Красные стрелы - Шутов Степан Федорович. Страница 29

— Арестуйте меня, товарищ старший лейтенант.

Тот удивился:

— За что?

— Машину не сберег. Алмазов спас свою, а я даже не попытался. Люди там, в тылу, сколько сил отдали, чтобы изготовить танк, надеялись, что их труд не пропадет. Одним словом, Виктор Михайлович, оказался я самой последней дрянью. Стыдно мне теперь смотреть в глаза товарищам.

— Успокойся, Миколо, — как можно более ласково сказал Копчик. — По-разному горят машины. II обстоятельства бывают разные.
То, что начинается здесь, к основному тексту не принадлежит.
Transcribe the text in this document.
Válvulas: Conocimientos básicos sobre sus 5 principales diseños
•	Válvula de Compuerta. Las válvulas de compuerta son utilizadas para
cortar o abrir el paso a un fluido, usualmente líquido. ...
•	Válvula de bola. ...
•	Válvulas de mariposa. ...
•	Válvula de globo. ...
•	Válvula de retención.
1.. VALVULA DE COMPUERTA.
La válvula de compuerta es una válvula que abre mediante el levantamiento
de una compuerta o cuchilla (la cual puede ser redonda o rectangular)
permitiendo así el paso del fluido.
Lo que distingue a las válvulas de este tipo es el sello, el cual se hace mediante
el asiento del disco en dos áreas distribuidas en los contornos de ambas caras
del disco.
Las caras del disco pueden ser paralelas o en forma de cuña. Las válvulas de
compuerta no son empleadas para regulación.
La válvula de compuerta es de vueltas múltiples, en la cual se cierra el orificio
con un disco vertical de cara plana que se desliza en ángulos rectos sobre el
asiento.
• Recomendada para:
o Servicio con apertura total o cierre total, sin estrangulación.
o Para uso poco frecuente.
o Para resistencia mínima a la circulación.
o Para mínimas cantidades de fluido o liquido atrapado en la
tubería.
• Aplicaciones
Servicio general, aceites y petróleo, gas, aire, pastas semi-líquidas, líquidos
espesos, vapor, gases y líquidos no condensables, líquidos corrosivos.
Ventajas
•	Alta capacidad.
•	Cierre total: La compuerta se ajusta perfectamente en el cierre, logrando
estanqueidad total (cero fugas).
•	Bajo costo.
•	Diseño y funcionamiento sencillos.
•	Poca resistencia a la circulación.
Зря грызешь себя…

Когда начштаба кончил свой рассказ, Дедков предложил организовать беседу Алмазова и Бондарчука о том, как они спасли горящий танк. Мне идея комиссара пришлась по душе. Пусть танкисты перенимают опыт и учатся прямо на поле боя.

К Кашире подошел 2-й гвардейский кавалерийский корпус генерала П.А. Белова. Теперь только и разговоров о скором разгроме наседающей на нас 17-й гитлеровской танковой дивизии.

Как-то мне позвонил командир бригады:

— Товарищ Шутов, приезжай, есть новости.

Передаю трубку телефонисту. Тот широко улыбается.

— В чем дело, Козырев? Чему смеетесь?

— Ясно, товарищ капитан, зачем вас вызывают. Наступление должно быть, не иначе.

Сержант Козырев — москвич. До войны работал на строительстве метрополитена. На фронт пошел добровольно, оставив дома жену и сынишку. Мы все их хорошо знаем, особенно я. Не лично, а по письмам.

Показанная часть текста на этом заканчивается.